Loading Data Exported from SQL Server

This section covers best practices for loading data into a Yellowbrick database when the source of the data is a table in a Microsoft SQL Server database. There are specific recommendations for both exporting the data from SQL Server and loading the data with the ybload client.

Best Practices for Exporting Data from SQL Server

Yellowbrick strongly recommends that you prepare a clean csv file before trying to load it, especially if your character strings contain any of the following:
  • The same character that is used as the field separator, such as commas or pipe symbols
  • The same character that is used as the row separator, such as EOL markers
  • Quotes

If you intend to use the SQL Server bcp utility to export data, use the "query" option to select the data out of the table and escape quotes and other characters that may cause problems when you load. By default, the bcp utility does not escape quotes and separators that are found in character strings. If you use a simple "copy table to file" approach and your data has the characteristics listed above, you will need to set some special options in the ybload command to parse the incoming data successfully. In general, it is more efficient to clean up the data on its way out of the source table than to work around data problems when you set up and run the ybload operation.
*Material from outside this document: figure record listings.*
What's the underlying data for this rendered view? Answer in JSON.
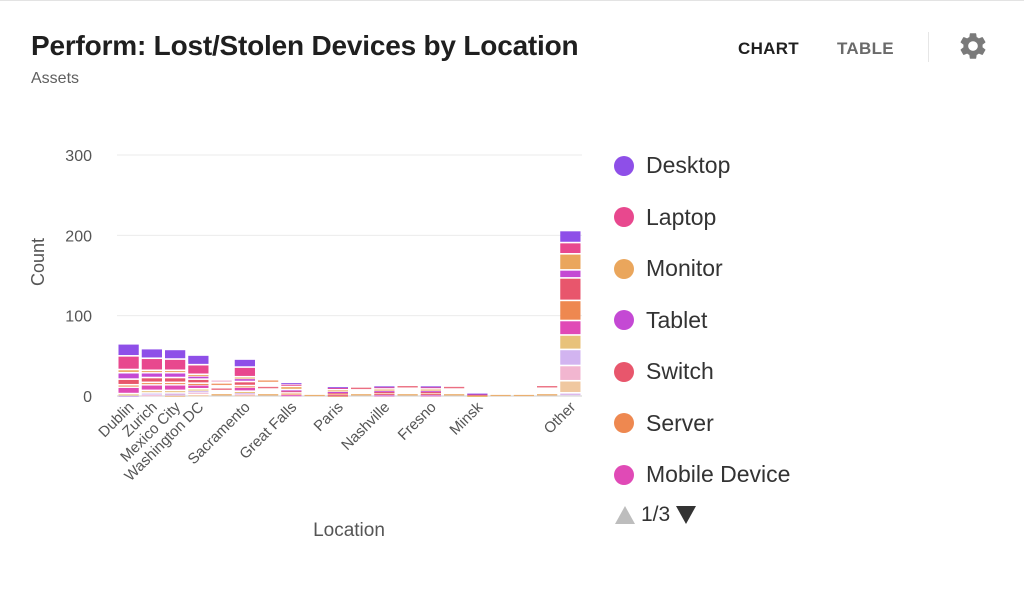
{
  "header": {
    "title": "Perform: Lost/Stolen Devices by Location",
    "subtitle": "Assets"
  },
  "tabs": [
    {
      "label": "CHART",
      "active": true
    },
    {
      "label": "TABLE",
      "active": false
    }
  ],
  "settings_icon": "gear-icon",
  "legend": {
    "pager": "1/3",
    "up_icon": "triangle-up-icon",
    "down_icon": "triangle-down-icon"
  },
  "chart_data": {
    "type": "bar",
    "stacked": true,
    "xlabel": "Location",
    "ylabel": "Count",
    "ylim": [
      0,
      300
    ],
    "yticks": [
      0,
      100,
      200,
      300
    ],
    "grid": true,
    "legend_position": "right",
    "categories": [
      "Dublin",
      "Zurich",
      "Mexico City",
      "Washington DC",
      "Sacramento",
      "Great Falls",
      "Paris",
      "Nashville",
      "Fresno",
      "Minsk",
      "Other"
    ],
    "label_every": 1,
    "series": [
      {
        "name": "Desktop",
        "color": "#8e4fe8",
        "values": [
          15,
          12,
          12,
          12,
          10,
          2,
          1,
          1,
          1,
          1,
          15
        ]
      },
      {
        "name": "Laptop",
        "color": "#e8488e",
        "values": [
          17,
          15,
          14,
          12,
          12,
          3,
          3,
          3,
          3,
          1,
          14
        ]
      },
      {
        "name": "Monitor",
        "color": "#eaa65c",
        "values": [
          4,
          3,
          3,
          2,
          2,
          4,
          2,
          2,
          2,
          1,
          20
        ]
      },
      {
        "name": "Tablet",
        "color": "#c449d4",
        "values": [
          8,
          6,
          6,
          4,
          4,
          1,
          1,
          1,
          1,
          0,
          10
        ]
      },
      {
        "name": "Switch",
        "color": "#e8566c",
        "values": [
          7,
          6,
          6,
          5,
          5,
          3,
          2,
          2,
          2,
          0,
          28
        ]
      },
      {
        "name": "Server",
        "color": "#ee8850",
        "values": [
          3,
          3,
          3,
          2,
          2,
          2,
          1,
          1,
          1,
          0,
          25
        ]
      },
      {
        "name": "Mobile Device",
        "color": "#e04ab6",
        "values": [
          8,
          7,
          7,
          5,
          5,
          2,
          1,
          1,
          1,
          0,
          18
        ]
      }
    ],
    "extra_series_colors": [
      "#e8c27a",
      "#d2b4f0",
      "#f2b6d0",
      "#f0c8a0",
      "#dcb8ec"
    ],
    "extra_series_values": [
      [
        2,
        3,
        3,
        2,
        1,
        0,
        1,
        0,
        0,
        1,
        18
      ],
      [
        1,
        2,
        1,
        2,
        2,
        0,
        0,
        1,
        1,
        0,
        20
      ],
      [
        0,
        2,
        2,
        3,
        1,
        0,
        0,
        1,
        1,
        0,
        19
      ],
      [
        0,
        0,
        1,
        2,
        2,
        0,
        0,
        0,
        0,
        0,
        15
      ],
      [
        0,
        0,
        0,
        0,
        0,
        0,
        0,
        0,
        0,
        0,
        4
      ]
    ]
  }
}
For example, you can use a bcp command that looks something like this:
bcp "query" queryout <filename> -c  -S <server> -t, 
where -t, exports a comma-delimited file and "query" is a SELECT statement. If column2 in table1 has character strings that contain quotes, your query should look like this:
select column1, '\"' + REPLACE(column2,'\"','\\\"') + '\"' as column2 from table1 ...
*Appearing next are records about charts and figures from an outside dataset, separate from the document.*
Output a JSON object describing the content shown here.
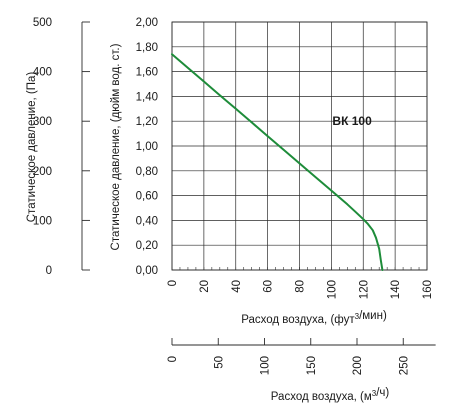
{
  "chart_data": {
    "type": "line",
    "series": [
      {
        "name": "ВК 100",
        "color": "#1e8c3a",
        "x": [
          0,
          10,
          20,
          30,
          40,
          50,
          60,
          70,
          80,
          90,
          100,
          110,
          115,
          120,
          123,
          126,
          128,
          130,
          131,
          132
        ],
        "values": [
          1.74,
          1.63,
          1.52,
          1.41,
          1.3,
          1.19,
          1.08,
          0.97,
          0.86,
          0.75,
          0.64,
          0.53,
          0.47,
          0.41,
          0.37,
          0.32,
          0.26,
          0.17,
          0.08,
          0.0
        ]
      }
    ],
    "x_axis": {
      "label_html": "Расход воздуха, (фут³/мин)",
      "range": [
        0,
        160
      ],
      "ticks": [
        "0",
        "20",
        "40",
        "60",
        "80",
        "100",
        "120",
        "140",
        "160"
      ],
      "tick_values": [
        0,
        20,
        40,
        60,
        80,
        100,
        120,
        140,
        160
      ]
    },
    "x_axis_secondary": {
      "label_html": "Расход воздуха, (м³/ч)",
      "ticks": [
        "0",
        "50",
        "100",
        "150",
        "200",
        "250"
      ],
      "tick_values": [
        0,
        50,
        100,
        150,
        200,
        250
      ]
    },
    "y_axis": {
      "label": "Статическое давление, (дюйм вод. ст.)",
      "range": [
        0,
        2.0
      ],
      "ticks": [
        "0,00",
        "0,20",
        "0,40",
        "0,60",
        "0,80",
        "1,00",
        "1,20",
        "1,40",
        "1,60",
        "1,80",
        "2,00"
      ],
      "tick_values": [
        0,
        0.2,
        0.4,
        0.6,
        0.8,
        1.0,
        1.2,
        1.4,
        1.6,
        1.8,
        2.0
      ]
    },
    "y_axis_secondary": {
      "label": "Статическое давление, (Па)",
      "ticks": [
        "0",
        "100",
        "200",
        "300",
        "400",
        "500"
      ],
      "tick_values": [
        0,
        100,
        200,
        300,
        400,
        500
      ]
    },
    "annotations": [
      {
        "text": "ВК 100",
        "x": 113,
        "y": 1.17
      }
    ],
    "grid": true
  }
}
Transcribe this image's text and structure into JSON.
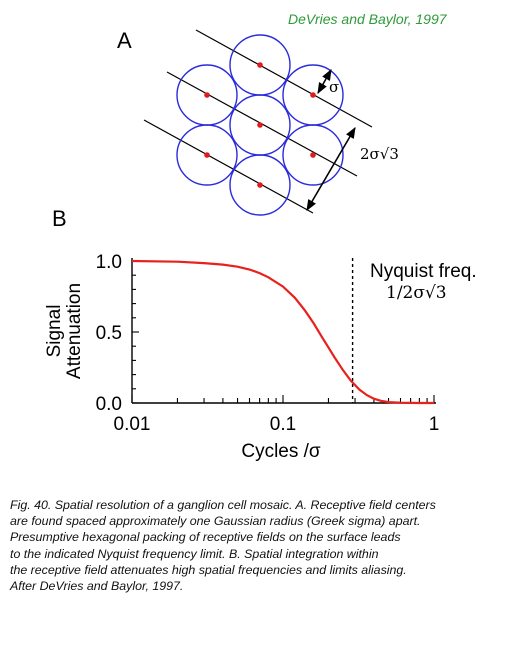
{
  "panel_a": {
    "label": "A",
    "credit": "DeVries and Baylor, 1997",
    "credit_color": "#2e9a3a",
    "sigma_label": "σ",
    "spacing_label": "2σ√3",
    "circle_color": "#2b2bdc",
    "center_color": "#e01b1b"
  },
  "panel_b": {
    "label": "B",
    "nyquist_line1": "Nyquist freq.",
    "nyquist_line2": "1/2σ√3"
  },
  "chart_data": {
    "type": "line",
    "xlabel": "Cycles /σ",
    "ylabel_line1": "Signal",
    "ylabel_line2": "Attenuation",
    "x_scale": "log",
    "xlim": [
      0.01,
      1
    ],
    "ylim": [
      0,
      1
    ],
    "x_tick_labels": [
      "0.01",
      "0.1",
      "1"
    ],
    "y_tick_labels": [
      "0.0",
      "0.5",
      "1.0"
    ],
    "grid": false,
    "line_color": "#e8211c",
    "nyquist_x": 0.289,
    "series": [
      {
        "x": [
          0.01,
          0.02,
          0.03,
          0.04,
          0.05,
          0.06,
          0.07,
          0.08,
          0.1,
          0.12,
          0.14,
          0.16,
          0.18,
          0.2,
          0.22,
          0.25,
          0.28,
          0.32,
          0.36,
          0.4,
          0.45,
          0.5,
          0.6,
          0.7,
          0.8,
          1.0
        ],
        "y": [
          1.0,
          0.995,
          0.985,
          0.975,
          0.96,
          0.94,
          0.915,
          0.885,
          0.82,
          0.74,
          0.65,
          0.56,
          0.47,
          0.39,
          0.32,
          0.23,
          0.16,
          0.095,
          0.055,
          0.03,
          0.014,
          0.006,
          0.002,
          0.0005,
          0.0001,
          0.0
        ]
      }
    ]
  },
  "caption": {
    "lines": [
      "Fig. 40. Spatial resolution of a ganglion cell mosaic. A. Receptive field centers",
      "are found spaced approximately one Gaussian radius (Greek sigma) apart.",
      "Presumptive hexagonal packing of receptive fields on the surface leads",
      "to the indicated Nyquist frequency limit. B. Spatial integration within",
      "the receptive field attenuates high spatial frequencies and limits aliasing.",
      "After DeVries and Baylor, 1997."
    ]
  }
}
The purpose of the REPLACE function is to replace double quotes within strings with escaped double quotes ('\"'). The entire character string will also be enclosed by double quotes.

Note: If you have a pre-2016 version of SQL Server, which does not export data in the UTF-8 encoding, use the -w option in the bcp command (instead of the -c option). The -w option runs the export using Unicode characters.
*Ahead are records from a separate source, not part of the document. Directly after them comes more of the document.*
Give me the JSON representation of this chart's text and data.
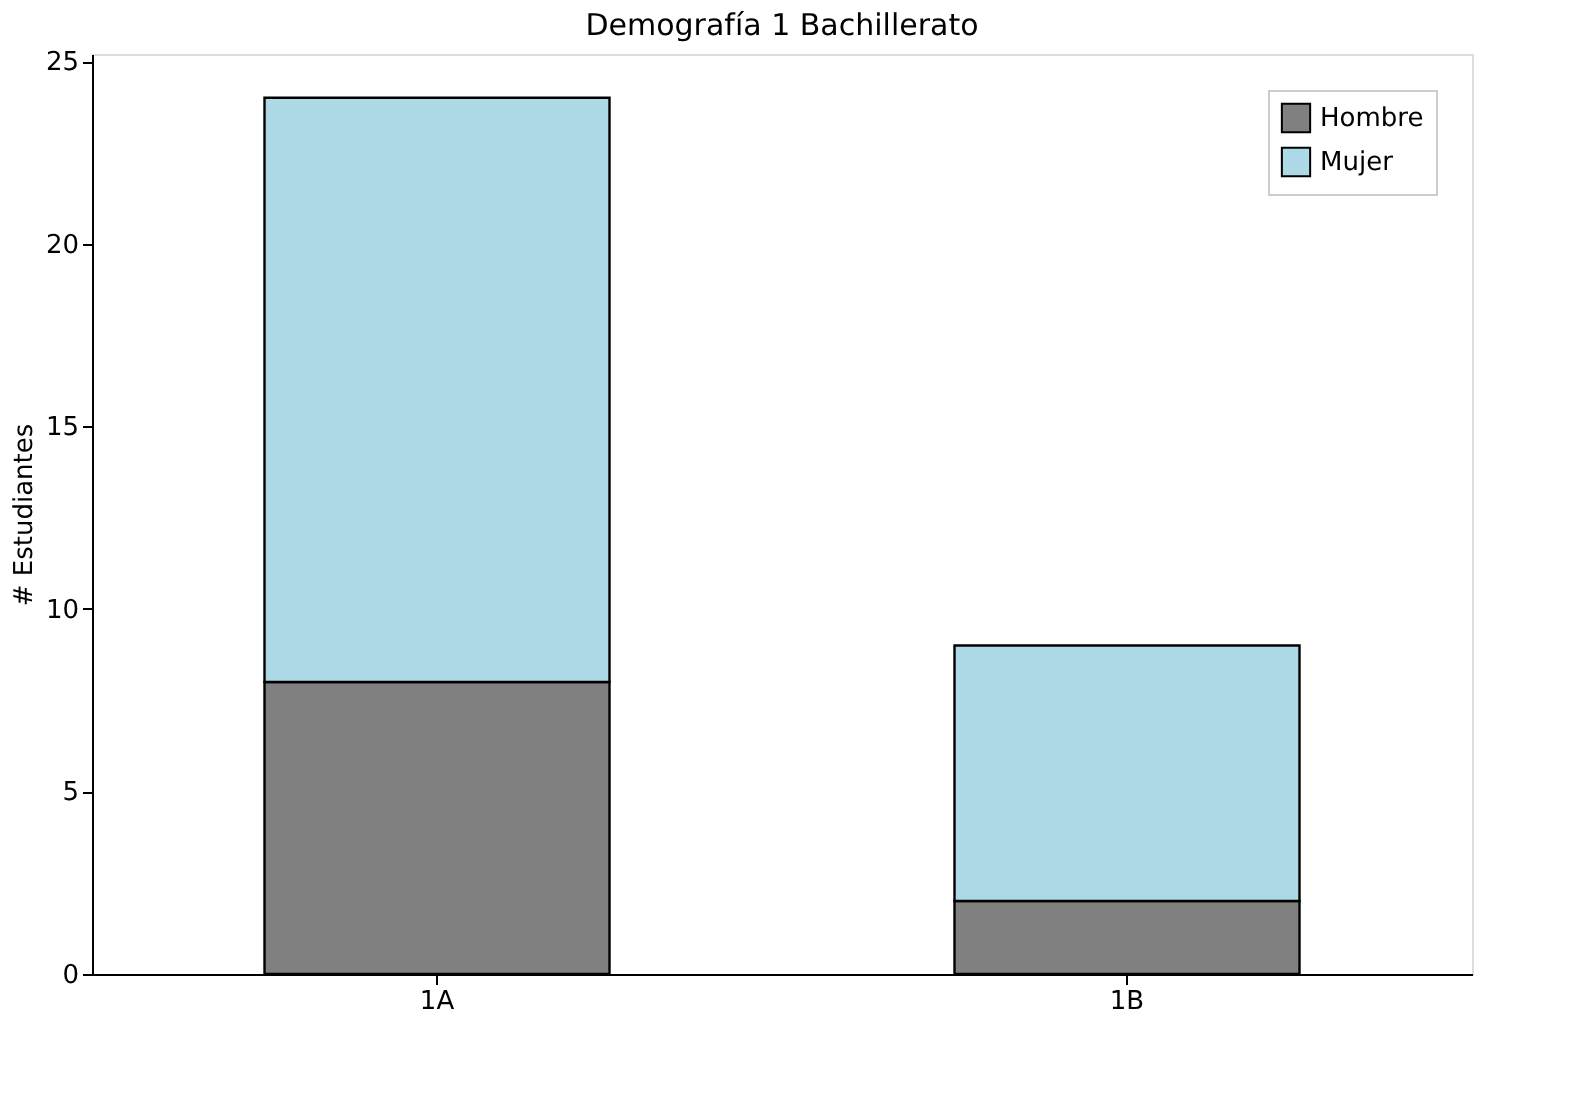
{
  "chart_data": {
    "type": "bar",
    "title": "Demografía 1 Bachillerato",
    "ylabel": "# Estudiantes",
    "categories": [
      "1A",
      "1B"
    ],
    "stacked": true,
    "series": [
      {
        "name": "Hombre",
        "color": "#808080",
        "values": [
          8,
          2
        ]
      },
      {
        "name": "Mujer",
        "color": "#add8e6",
        "values": [
          16,
          7
        ]
      }
    ],
    "ylim": [
      0,
      25.2
    ],
    "yticks": [
      0,
      5,
      10,
      15,
      20,
      25
    ],
    "grid": false,
    "legend": "top right"
  }
}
By using the -w option in the bcp command and the --encoding utf16 option in the ybload command, you will be able to export and load your data. Also make sure that your Yellowbrick database uses the utf8 encoding, not the default latin9 encoding.

For details about bcp syntax and options, see the Microsoft SQL Server documentation.

bcp Example on Windows

The following example works on Windows platforms:
bcp DW.dbo.DimDate out dw.dbo_DimDate.csv -S ABCDE\PROD -T -c -t 0x1F -r 0x0A -a 32768
The following ybload command will work with this bcp command:
ybload -d dw -t dbo.dimdate --delimiter 0x1F --format bcp dw.dbo.dimdate.csv

bcp Example on Linux

A bcp for Linux utility is available for extracting data from SQL Server. Here is an example bcp Linux command:
bcp "USE DW; SELECT * FROM dbo.DimDate(NOLOCK) ;" queryout "/mnt/data/dw.dbo_DimDate.csv" –S dw.abcd.com -c -t "0x1F" -a 32768

The same ybload command that is shown in the Windows example will work in this case.

Workarounds for Loading Exported Data

If you are unable to produce clean exported source files for bulk loading purposes, the ybload program provides some options that can parse the data and work around problems:
Null Bytes
Null-byte strings (0x00) may be exported in your data, either representing complete empty fields or empty strings within fields. You can use the --emptymarker \0 option to replace0x00 with empty strings, and the --ignorenullbytes option to ignore 0x00 within strings.
Hexadecimal Values
Timestamps may be exported as 64-bit hexadecimal values. The ybload program can parse and load these values if you use the inhex option for the appropriate fields.

For details about bulk load syntax and options, see ybload Options.